Julian Lopez, Staff Writer– For me, the best move the Dodgers made this offseason was giving Don Mattingly an extension. We all saw how awkward that news conference was in late October when Mattingly felt that the Dodgers organization didn’t have faith in him and he was right for feeling this way. After all, he completely turned around a team and did a great job of working with Yasiel Puig and yet, the Dodgers still didn’t give him an extension. Mattingly is loved in the clubhouse and if he would have left, I think a large number of players would have been upset. Mattingly knows that he is under pressure to win a championship very soon and has learned from his mistakes that he made in the past and is a better coach and the right guy for the Dodgers.
Lucas Talbot, Staff Writer– The best move of this offseason was the Clayton Kershaw extension.
Clayton Kershaw signed a 7 year deal for $215 million this winter with Dodgers. Kershaw, who is only 25, just won his 2nd CY Young award in three years. This deal was a win-win deal for both sides because one, the Dodgers were able to secure the best starting pitcher around the MLB. Two, the Dodgers made a very underrated deal with Kershaw, who could have got more than $ 215 million. And three, Kershaw gets the long term security and money that he deserves. If you think about it, Kershaw, who could have taken more money, but he wanted to do what was best for the team, which was to take less money. The Dodgers could use the money left to get the players that is the right fit for the team and make a run for a ring. It goes to show that Clayton Kershaw is a true team player.

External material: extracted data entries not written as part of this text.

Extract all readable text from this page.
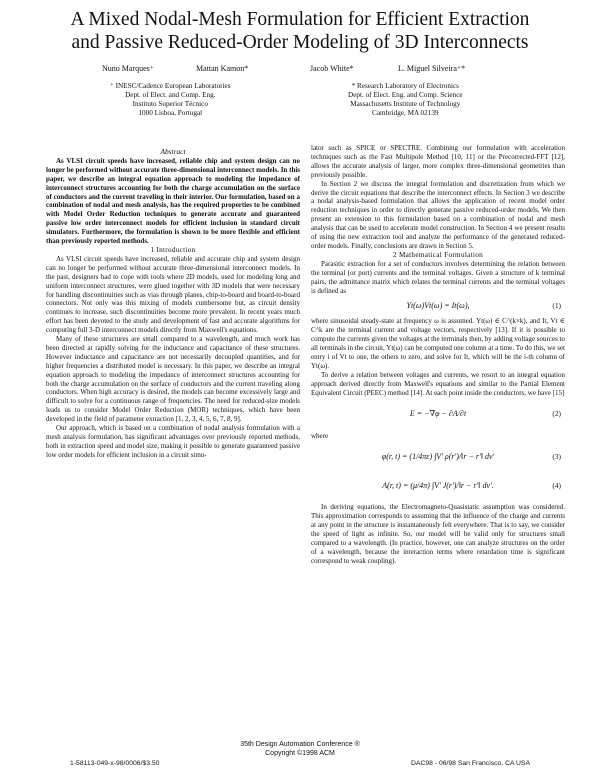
A Mixed Nodal-Mesh Formulation for Efficient Extraction
and Passive Reduced-Order Modeling of 3D Interconnects
Nuno Marques⁺	Mattan Kamon*	Jacob White*	L. Miguel Silveira⁺*
⁺ INESC/Cadence European Laboratories
Dept. of Elect. and Comp. Eng.
Instituto Superior Técnico
1000 Lisboa, Portugal
* Research Laboratory of Electronics
Dept. of Elect. Eng. and Comp. Science
Massachusetts Institute of Technology
Cambridge, MA 02139

Abstract

As VLSI circuit speeds have increased, reliable chip and system design can no longer be performed without accurate three-dimensional interconnect models. In this paper, we describe an integral equation approach to modeling the impedance of interconnect structures accounting for both the charge accumulation on the surface of conductors and the current traveling in their interior. Our formulation, based on a combination of nodal and mesh analysis, has the required properties to be combined with Model Order Reduction techniques to generate accurate and guaranteed passive low order interconnect models for efficient inclusion in standard circuit simulators. Furthermore, the formulation is shown to be more flexible and efficient than previously reported methods.

1 Introduction

As VLSI circuit speeds have increased, reliable and accurate chip and system design can no longer be performed without accurate three-dimensional interconnect models. In the past, designers had to cope with tools where 2D models, used for modeling long and uniform interconnect structures, were glued together with 3D models that were necessary for handling discontinuities such as vias through planes, chip-to-board and board-to-board connectors. Not only was this mixing of models cumbersome but, as circuit density continues to increase, such discontinuities become more prevalent. In recent years much effort has been devoted to the study and development of fast and accurate algorithms for computing full 3-D interconnect models directly from Maxwell's equations.

Many of these structures are small compared to a wavelength, and much work has been directed at rapidly solving for the inductance and capacitance of these structures. However inductance and capacitance are not necessarily decoupled quantities, and for higher frequencies a distributed model is necessary. In this paper, we describe an integral equation approach to modeling the impedance of interconnect structures accounting for both the charge accumulation on the surface of conductors and the current traveling along conductors. When high accuracy is desired, the models can become excessively large and difficult to solve for a continuous range of frequencies. The need for reduced-size models leads us to consider Model Order Reduction (MOR) techniques, which have been developed in the field of parameter extraction [1, 2, 3, 4, 5, 6, 7, 8, 9].

Our approach, which is based on a combination of nodal analysis formulation with a mesh analysis formulation, has significant advantages over previously reported methods, both in extraction speed and model size, making it possible to generate guaranteed passive low order models for efficient inclusion in a circuit simu-

lator such as SPICE or SPECTRE. Combining our formulation with acceleration techniques such as the Fast Multipole Method [10, 11] or the Precorrected-FFT [12], allows the accurate analysis of larger, more complex three-dimensional geometries than previously possible.

In Section 2 we discuss the integral formulation and discretization from which we derive the circuit equations that describe the interconnect effects. In Section 3 we describe a nodal analysis-based formulation that allows the application of recent model order reduction techniques in order to directly generate passive reduced-order models. We then present an extension to this formulation based on a combination of nodal and mesh analysis that can be used to accelerate model construction. In Section 4 we present results of using the new extraction tool and analyze the performance of the generated reduced-order models. Finally, conclusions are drawn in Section 5.

2 Mathematical Formulation

Parasitic extraction for a set of conductors involves determining the relation between the terminal (or port) currents and the terminal voltages. Given a structure of k terminal pairs, the admittance matrix which relates the terminal currents and the terminal voltages is defined as

Yt(ω)Vt(ω) = It(ω),	(1)

where sinusoidal steady-state at frequency ω is assumed. Yt(ω) ∈ C^(k×k), and It, Vt ∈ C^k are the terminal current and voltage vectors, respectively [13]. If it is possible to compute the currents given the voltages at the terminals then, by adding voltage sources to all terminals in the circuit, Yt(ω) can be computed one column at a time. To do this, we set entry i of Vt to one, the others to zero, and solve for It, which will be the i-th column of Yt(ω).

To derive a relation between voltages and currents, we resort to an integral equation approach derived directly from Maxwell's equations and similar to the Partial Element Equivalent Circuit (PEEC) method [14]. At each point inside the conductors, we have [15]

E = −∇φ − ∂A/∂t	(2)

where

φ(r, t) = (1/4πε) ∫V' ρ(r')/‖r − r'‖ dv'	(3)
A(r, t) = (μ/4π) ∫V' J(r')/‖r − r'‖ dv'.	(4)

In deriving equations, the Electromagneto-Quasistatic assumption was considered. This approximation corresponds to assuming that the influence of the charge and currents at any point in the structure is instantaneously felt everywhere. That is to say, we consider the speed of light as infinite. So, our model will be valid only for structures small compared to a wavelength. (In practice, however, one can analyze structures on the order of a wavelength, because the interaction terms where retardation time is significant correspond to weak coupling).

35th Design Automation Conference ®
Copyright ©1998 ACM
1-58113-049-x-98/0006/$3.50	DAC98 - 06/98 San Francisco, CA USA
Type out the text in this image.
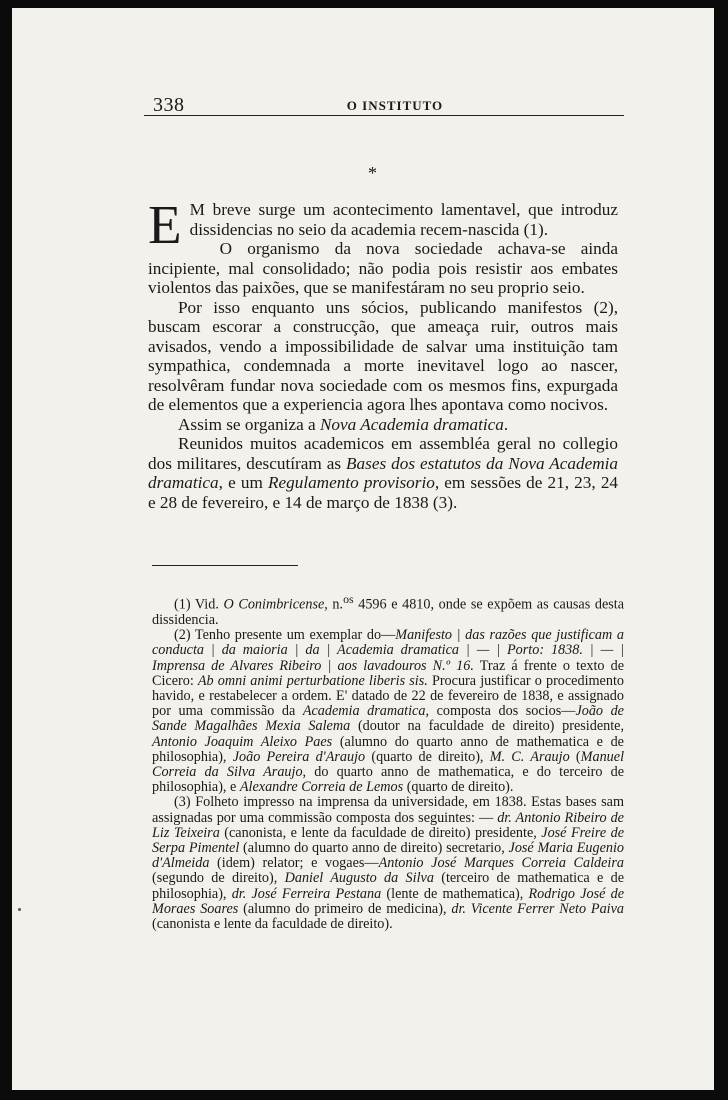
338	O INSTITUTO
*

E M breve surge um acontecimento lamentavel, que introduz dissidencias no seio da academia recem-nascida (1).

O organismo da nova sociedade achava-se ainda incipiente, mal consolidado; não podia pois resistir aos embates violentos das paixões, que se manifestáram no seu proprio seio.

Por isso enquanto uns sócios, publicando manifestos (2), buscam escorar a construcção, que ameaça ruir, outros mais avisados, vendo a impossibilidade de salvar uma instituição tam sympathica, condemnada a morte inevitavel logo ao nascer, resolvêram fundar nova sociedade com os mesmos fins, expurgada de elementos que a experiencia agora lhes apontava como nocivos.

Assim se organiza a Nova Academia dramatica.

Reunidos muitos academicos em assembléa geral no collegio dos militares, descutíram as Bases dos estatutos da Nova Academia dramatica, e um Regulamento provisorio, em sessões de 21, 23, 24 e 28 de fevereiro, e 14 de março de 1838 (3).

(1) Vid. O Conimbricense, n.$^{os}$ 4596 e 4810, onde se expõem as causas desta dissidencia.

(2) Tenho presente um exemplar do—Manifesto | das razões que justificam a conducta | da maioria | da | Academia dramatica | — | Porto: 1838. | — | Imprensa de Alvares Ribeiro | aos lavadouros N.º 16. Traz á frente o texto de Cicero: Ab omni animi perturbatione liberis sis. Procura justificar o procedimento havido, e restabelecer a ordem. E' datado de 22 de fevereiro de 1838, e assignado por uma commissão da Academia dramatica, composta dos socios—João de Sande Magalhães Mexia Salema (doutor na faculdade de direito) presidente, Antonio Joaquim Aleixo Paes (alumno do quarto anno de mathematica e de philosophia), João Pereira d'Araujo (quarto de direito), M. C. Araujo (Manuel Correia da Silva Araujo, do quarto anno de mathematica, e do terceiro de philosophia), e Alexandre Correia de Lemos (quarto de direito).

(3) Folheto impresso na imprensa da universidade, em 1838. Estas bases sam assignadas por uma commissão composta dos seguintes: — dr. Antonio Ribeiro de Liz Teixeira (canonista, e lente da faculdade de direito) presidente, José Freire de Serpa Pimentel (alumno do quarto anno de direito) secretario, José Maria Eugenio d'Almeida (idem) relator; e vogaes—Antonio José Marques Correia Caldeira (segundo de direito), Daniel Augusto da Silva (terceiro de mathematica e de philosophia), dr. José Ferreira Pestana (lente de mathematica), Rodrigo José de Moraes Soares (alumno do primeiro de medicina), dr. Vicente Ferrer Neto Paiva (canonista e lente da faculdade de direito).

Stacie Wheeler, Editor- I have to agree with Lucas on this one. The best offseason move the Dodgers made this winter was to sign Clayton Kershaw to an extended contract. If the Dodgers had failed to come to an agreement with their prized ace pitcher, the rumor mill would have continued throughout the season causing an unwanted subconscious tension for Kershaw, the Dodgers, and the fans. Even though Kershaw is as focused as they come, there’s no need to add a layer of uncertainty and even possible stress to the two-time Cy Young Award’s workload. Kershaw should only have one thing on his mind when on the mound- pitching. The fans would have also worried that they would lose Kershaw to free agency after the 2014 season while fans from opposing teams salivated in hope that they could possibly land Kershaw. With Kersh and Don Mattingly secured a long-term deal with the Dodgers, there will be no distractions.
Scott Andes, Editor- For me, I think the best move the Dodgers have made this offseason, (besides extending Kershaw, which is obvious), was the move to resign lefty J..P. Howell. That move was imperative to the success of the Dodger bullpen. Howell was outstanding last season in all ways, and with the inexperience of Paco , bringing back Howell was a necessity.